25 Mar 2019 | Cihang Xie1,2*, Yuxin Wu2, Laurens van der Maaten2, Alan Yuille1, Kaiming He2
This paper proposes a feature denoising approach to improve the adversarial robustness of convolutional networks. Adversarial attacks on image classification systems introduce small perturbations that lead to incorrect predictions, despite being imperceptible to humans. The authors observe that these perturbations create significant noise in the feature maps of convolutional networks. To address this, they develop new network architectures with blocks that denoise features using non-local means or other filters. These networks are trained end-to-end with adversarial training, leading to substantial improvements in adversarial robustness.

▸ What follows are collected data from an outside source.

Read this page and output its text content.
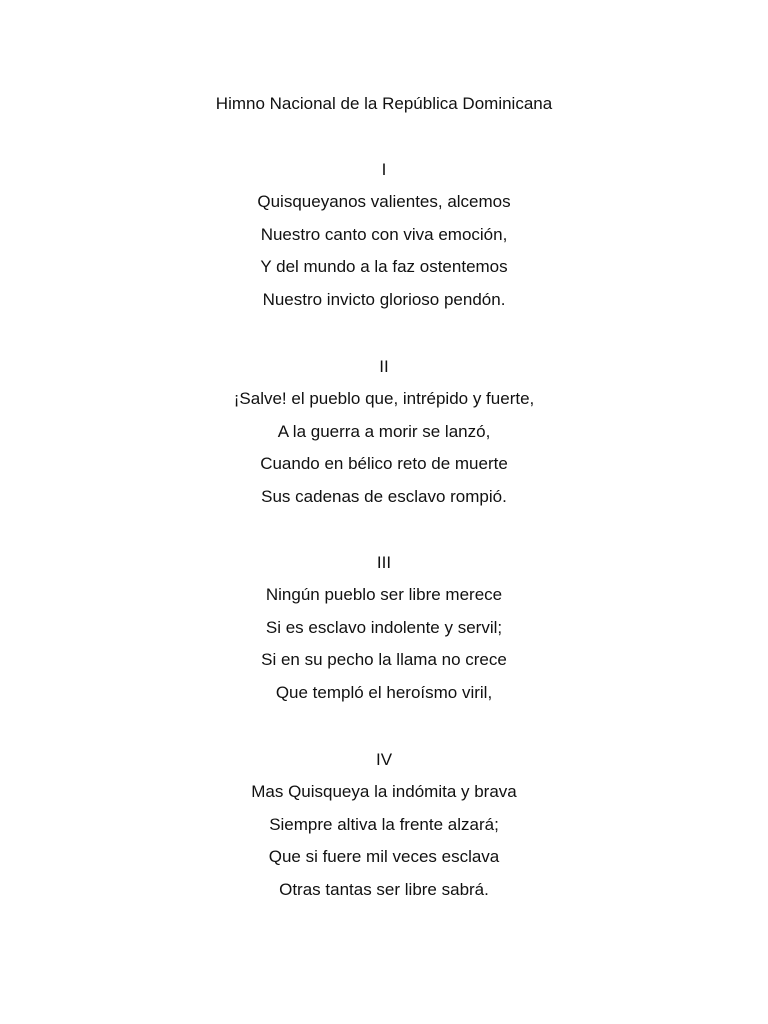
Himno Nacional de la República Dominicana
I
Quisqueyanos valientes, alcemos
Nuestro canto con viva emoción,
Y del mundo a la faz ostentemos
Nuestro invicto glorioso pendón.
II
¡Salve! el pueblo que, intrépido y fuerte,
A la guerra a morir se lanzó,
Cuando en bélico reto de muerte
Sus cadenas de esclavo rompió.
III
Ningún pueblo ser libre merece
Si es esclavo indolente y servil;
Si en su pecho la llama no crece
Que templó el heroísmo viril,
IV
Mas Quisqueya la indómita y brava
Siempre altiva la frente alzará;
Que si fuere mil veces esclava
Otras tantas ser libre sabrá.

The proposed method achieves 55.7% accuracy on ImageNet under 10-iteration PGD attacks, surpassing prior art by a large margin. Even under extreme 2000-iteration PGD attacks, the method achieves 42.6% accuracy. It also performs well in black-box settings, winning the CAAD 2018 competition with 50.6% accuracy against 48 unknown attackers. The method outperforms other approaches, including those using non-local means, bilateral filters, mean filters, and median filters.
The study shows that feature denoising improves adversarial robustness by reducing noise in feature maps, which can overwhelm true signals and lead to incorrect predictions. The authors find that non-local means, particularly the Gaussian version, perform best. They also show that feature denoising blocks are effective in both adversarial and non-adversarial settings, although they may not improve accuracy in clean settings.

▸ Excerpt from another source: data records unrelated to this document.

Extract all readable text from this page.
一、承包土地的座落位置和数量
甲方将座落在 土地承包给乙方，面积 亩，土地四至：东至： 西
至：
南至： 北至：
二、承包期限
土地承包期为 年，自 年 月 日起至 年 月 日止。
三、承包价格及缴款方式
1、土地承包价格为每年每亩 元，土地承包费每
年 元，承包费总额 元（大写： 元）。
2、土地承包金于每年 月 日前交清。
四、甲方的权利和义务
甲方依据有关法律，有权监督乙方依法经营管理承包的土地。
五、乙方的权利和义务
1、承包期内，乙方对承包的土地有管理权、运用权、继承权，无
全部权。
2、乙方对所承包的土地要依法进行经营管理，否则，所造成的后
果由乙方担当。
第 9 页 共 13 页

The paper demonstrates that feature denoising is a promising approach for improving adversarial robustness in convolutional networks. The method is effective in both white-box and black-box attack settings, and the results suggest that feature denoising is a general approach that can be useful for adversarial robustness. The study also highlights the importance of proper feature combination in denoising blocks to ensure that useful signals are retained while noise is removed.This paper proposes a feature denoising approach to improve the adversarial robustness of convolutional networks. Adversarial attacks on image classification systems introduce small perturbations that lead to incorrect predictions, despite being imperceptible to humans. The authors observe that these perturbations create significant noise in the feature maps of convolutional networks. To address this, they develop new network architectures with blocks that denoise features using non-local means or other filters. These networks are trained end-to-end with adversarial training, leading to substantial improvements in adversarial robustness.

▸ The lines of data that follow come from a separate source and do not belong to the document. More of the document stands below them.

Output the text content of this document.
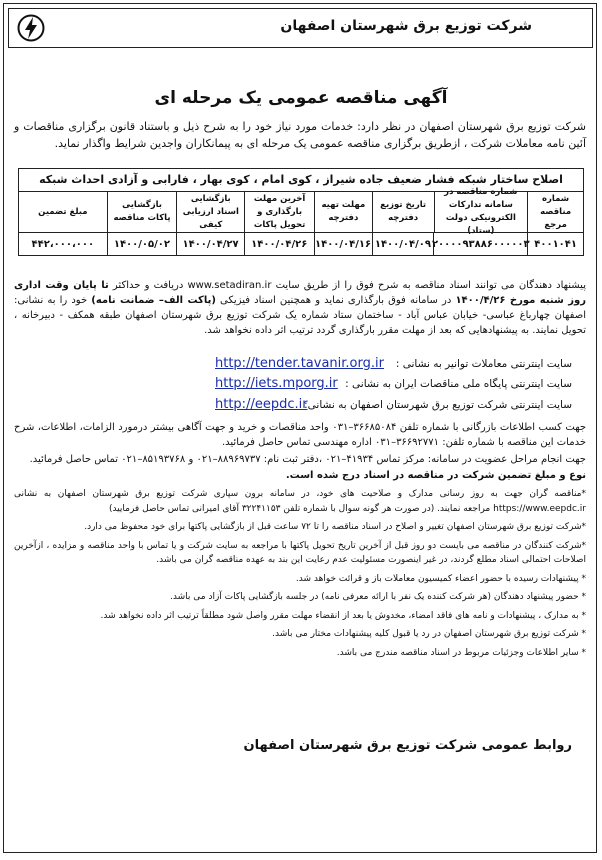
شرکت توزیع برق شهرستان اصفهان
آگهی مناقصه عمومی یک مرحله ای
شرکت توزیع برق شهرستان اصفهان در نظر دارد: خدمات مورد نیاز خود را به شرح ذیل و باستناد قانون برگزاری مناقصات و آئین نامه معاملات شرکت ، ازطریق برگزاری مناقصه عمومی یک مرحله ای به پیمانکاران واجدین شرایط واگذار نماید.
اصلاح ساختار شبکه فشار ضعیف جاده شیراز ، کوی امام ، کوی بهار ، فارابی و آزادی احداث شبکه
شماره مناقصه مرجع
شماره مناقصه در سامانه تدارکات الکترونیکی دولت (ستاد)
تاریخ توزیع دفترچه
مهلت تهیه دفترچه
آخرین مهلت بارگذاری و تحویل پاکات
بازگشایی اسناد ارزیابی کیفی
بازگشایی پاکات مناقصه
مبلغ تضمین
۴۰۰۱۰۴۱
۲۰۰۰۰۹۳۸۸۶۰۰۰۰۰۳
۱۴۰۰/۰۴/۰۹
۱۴۰۰/۰۴/۱۶
۱۴۰۰/۰۴/۲۶
۱۴۰۰/۰۴/۲۷
۱۴۰۰/۰۵/۰۲
۴۴۲،۰۰۰،۰۰۰
پیشنهاد دهندگان می توانند اسناد مناقصه به شرح فوق را از طریق سایت www.setadiran.ir دریافت و حداکثر تا پایان وقت اداری روز شنبه مورخ ۱۴۰۰/۴/۲۶ در سامانه فوق بارگذاری نماید و همچنین اسناد فیزیکی (پاکت الف– ضمانت نامه) خود را به نشانی: اصفهان چهارباغ عباسی- خیابان عباس آباد - ساختمان ستاد شماره یک شرکت توزیع برق شهرستان اصفهان طبقه همکف - دبیرخانه ، تحویل نمایند. به پیشنهادهایی که بعد از مهلت مقرر بارگذاری گردد ترتیب اثر داده نخواهد شد.
سایت اینترنتی معاملات توانیر به نشانی :
http://tender.tavanir.org.ir
سایت اینترنتی پایگاه ملی مناقصات ایران به نشانی :
http://iets.mporg.ir
سایت اینترنتی شرکت توزیع برق شهرستان اصفهان به نشانی:
http://eepdc.ir
جهت کسب اطلاعات بازرگانی با شماره تلفن ۳۶۶۸۵۰۸۴–۰۳۱ واحد مناقصات و خرید و جهت آگاهی بیشتر درمورد الزامات، اطلاعات، شرح خدمات این مناقصه با شماره تلفن: ۳۶۶۹۲۷۷۱–۰۳۱ اداره مهندسی تماس حاصل فرمائید.
جهت انجام مراحل عضویت در سامانه: مرکز تماس ۴۱۹۳۴–۰۲۱ ،دفتر ثبت نام: ۸۸۹۶۹۷۳۷–۰۲۱ و ۸۵۱۹۳۷۶۸–۰۲۱ تماس حاصل فرمائید.
نوع و مبلغ تضمین شرکت در مناقصه در اسناد درج شده است.
*مناقصه گران جهت به روز رسانی مدارک و صلاحیت های خود، در سامانه برون سپاری شرکت توزیع برق شهرستان اصفهان به نشانی https://www.eepdc.ir مراجعه نمایند. (در صورت هر گونه سوال با شماره تلفن ۳۲۲۴۱۱۵۳ آقای امیرانی تماس حاصل فرمایید)
*شرکت توزیع برق شهرستان اصفهان تغییر و اصلاح در اسناد مناقصه را تا ۷۲ ساعت قبل از بازگشایی پاکتها برای خود محفوظ می دارد.
*شرکت کنندگان در مناقصه می بایست دو روز قبل از آخرین تاریخ تحویل پاکتها با مراجعه به سایت شرکت و یا تماس با واحد مناقصه و مزایده ، ازآخرین اصلاحات احتمالی اسناد مطلع گردند، در غیر اینصورت مسئولیت عدم رعایت این بند به عهده مناقصه گران می باشد.
* پیشنهادات رسیده با حضور اعضاء کمیسیون معاملات باز و قرائت خواهد شد.
* حضور پیشنهاد دهندگان (هر شرکت کننده یک نفر با ارائه معرفی نامه) در جلسه بازگشایی پاکات آزاد می باشد.
* به مدارک ، پیشنهادات و نامه های فاقد امضاء، مخدوش یا بعد از انقضاء مهلت مقرر واصل شود مطلقاً ترتیب اثر داده نخواهد شد.
* شرکت توزیع برق شهرستان اصفهان در رد یا قبول کلیه پیشنهادات مختار می باشد.
* سایر اطلاعات وجزئیات مربوط در اسناد مناقصه مندرج می باشد.
روابط عمومی شرکت توزیع برق شهرستان اصفهان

The proposed method achieves 55.7% accuracy on ImageNet under 10-iteration PGD attacks, surpassing prior art by a large margin. Even under extreme 2000-iteration PGD attacks, the method achieves 42.6% accuracy. It also performs well in black-box settings, winning the CAAD 2018 competition with 50.6% accuracy against 48 unknown attackers. The method outperforms other approaches, including those using non-local means, bilateral filters, mean filters, and median filters.
The study shows that feature denoising improves adversarial robustness by reducing noise in feature maps, which can overwhelm true signals and lead to incorrect predictions. The authors find that non-local means, particularly the Gaussian version, perform best. They also show that feature denoising blocks are effective in both adversarial and non-adversarial settings, although they may not improve accuracy in clean settings.
The paper demonstrates that feature denoising is a promising approach for improving adversarial robustness in convolutional networks. The method is effective in both white-box and black-box attack settings, and the results suggest that feature denoising is a general approach that can be useful for adversarial robustness. The study also highlights the importance of proper feature combination in denoising blocks to ensure that useful signals are retained while noise is removed.